3.5. TGF-β-mediated regulation of muscle regeneration
It is becoming progressively clear that the TGF-β network signaling profoundly influences proliferation and differentiation of mpc. The relative expression of the TGF-β family members (BMP4, gremlin, activin) and receptors in human mpc (side population and main population) and myofibers establishes a regulatory network that reciprocally control cell proliferation in a paracrine fashion (Frank et al., 2006
). This network is implicated in the regulation of the number of mpc available for sequential waves of regeneration and is therefore a potential target for interventions aimed at ensuring long-lasting efficacy of regeneration.

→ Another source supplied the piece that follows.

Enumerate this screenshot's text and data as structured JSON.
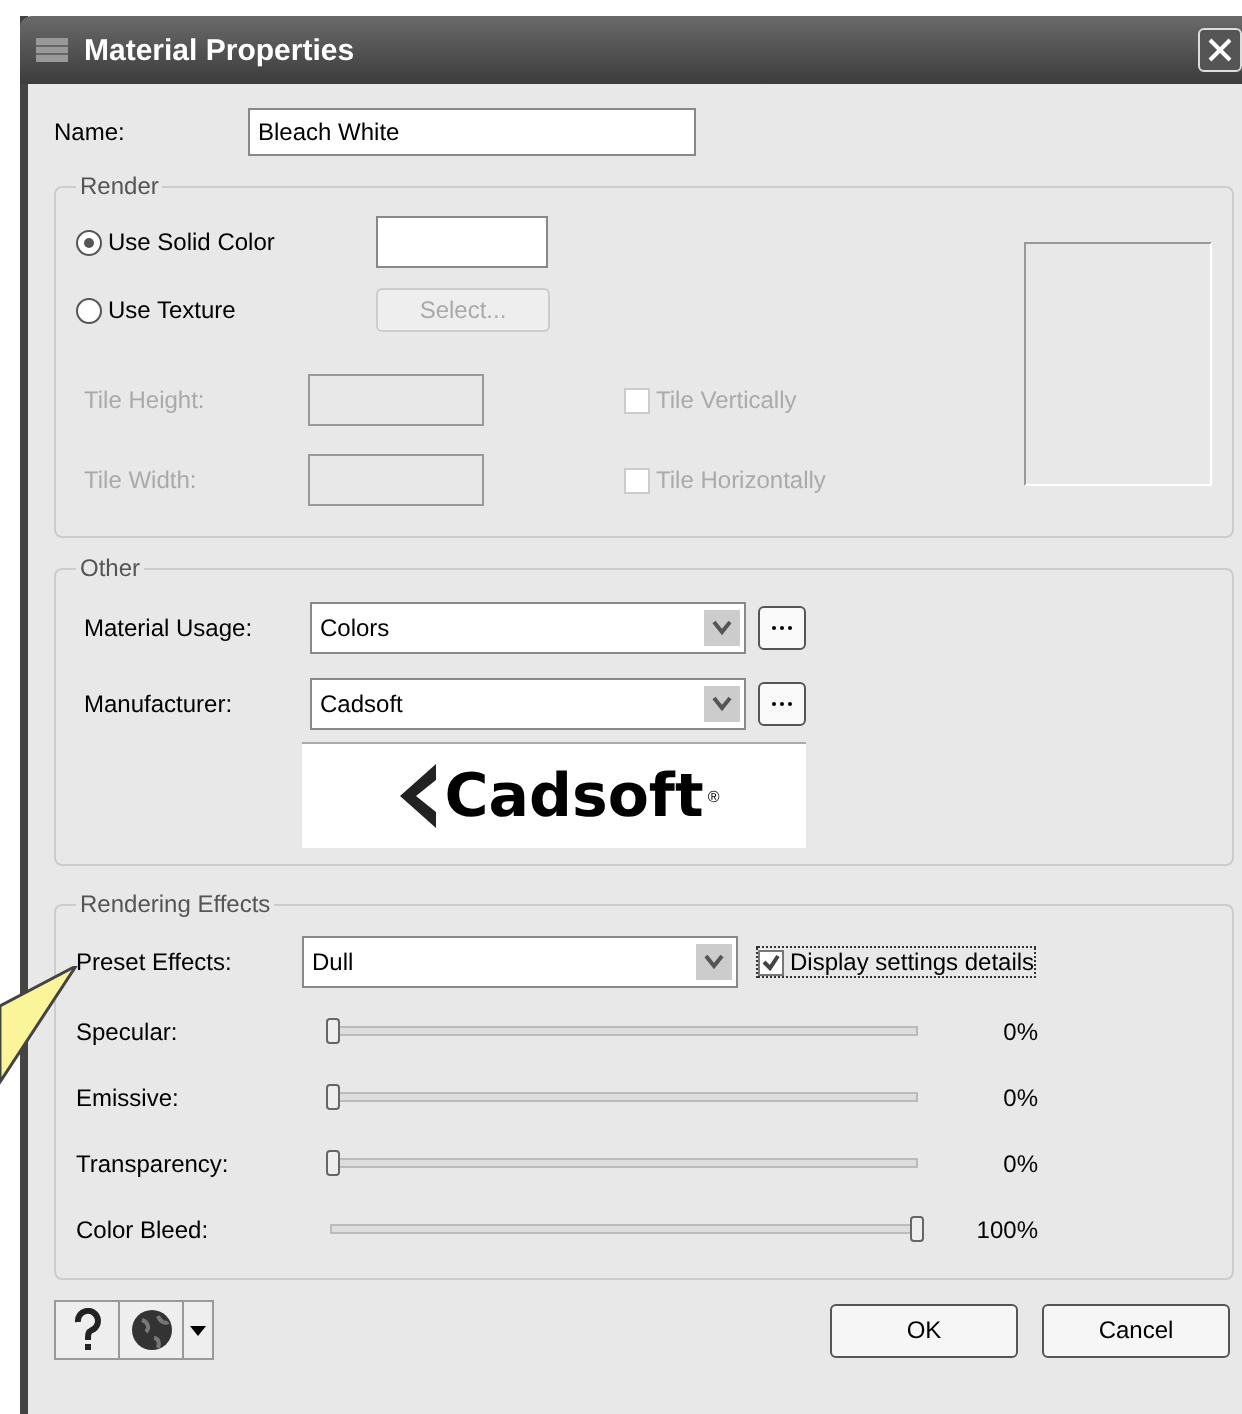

Quite surprisingly, the impact of TGF-β on the symmetry of mpc cell division has not been yet addressed. Furthermore, members of TGF-β family are known inhibitors of terminal differentiation of muscle cells in vitro
(Liu et al., 2001
), and increased levels of TGF-β in vivo
limit regeneration of injured muscle by inhibiting satellite cells proliferation and differentiation (Cohn et al., 2007
). In resident satellite cells of aged animals, excessive levels of TGF-β induce high pSmad3, which antagonizes Notch signaling by activating the expression of cyclin-dependent kinase inhibitors (cdks) (Carlson et al., 2008
). Moreover, TGF-β signaling regulates fibrosis in different tissues, including muscles. Consistent with the importance of the TGF-β signaling in regulating both regeneration and fibrosis, Cohn et al. showed that blockade of the angiotensin II receptor 1 (AT1) with Losartan ameliorates the pathological phenotype in dystrophic mice via the inhibition of the TGF-β signaling (Cohn et al., 2007
). In this study, both improvement in muscle regeneration and decreased fibrosis were observed in mdx mice after prolonged exposure to Losartan.
3.6. Future challenges
Future studies should optimize pharmacological strategies to maximize the benefits deriving from myostatin blockade or from manipulation of the TGF-β network, and to identify the profile of dystrophic patients suitable for such an effect. This can be achieved by the complete elucidation of the mechanism by which myostatin regulates muscle regeneration and fibrosis. It is possible that the modulation of the myostatin/follistatin pathway, and more in general the TGFβ network, could have an independent impact on different parameters, such as mpc activity, inflammation and fibrosis. While the combination of these effects might result in a global positive impact on regeneration, it would be interesting to identify individual pathways that can selectively improve specific disease features—i.e. muscle fibrosis in older patients. The discovery that increased levels of follistatin produce beneficial effects in dystrophic muscles both through myostatin blockade and via myostatin-independent pathways, suggests that strategies that upregulate follistatin might have a stronger therapeutic potential than selective myostatin inhibitors. Mouse models of dystrophies that show resistance to myostatin blockade should be exploited to address this issue.
Additionally, it will be critical to develop methods that assess the magnitude of myostatin inhibition in muscles, to monitor the treatment effectiveness. Possibly, the development of small molecules inspired by the mechanism of myostatin blockade might help to increase the selectivity of the treatment.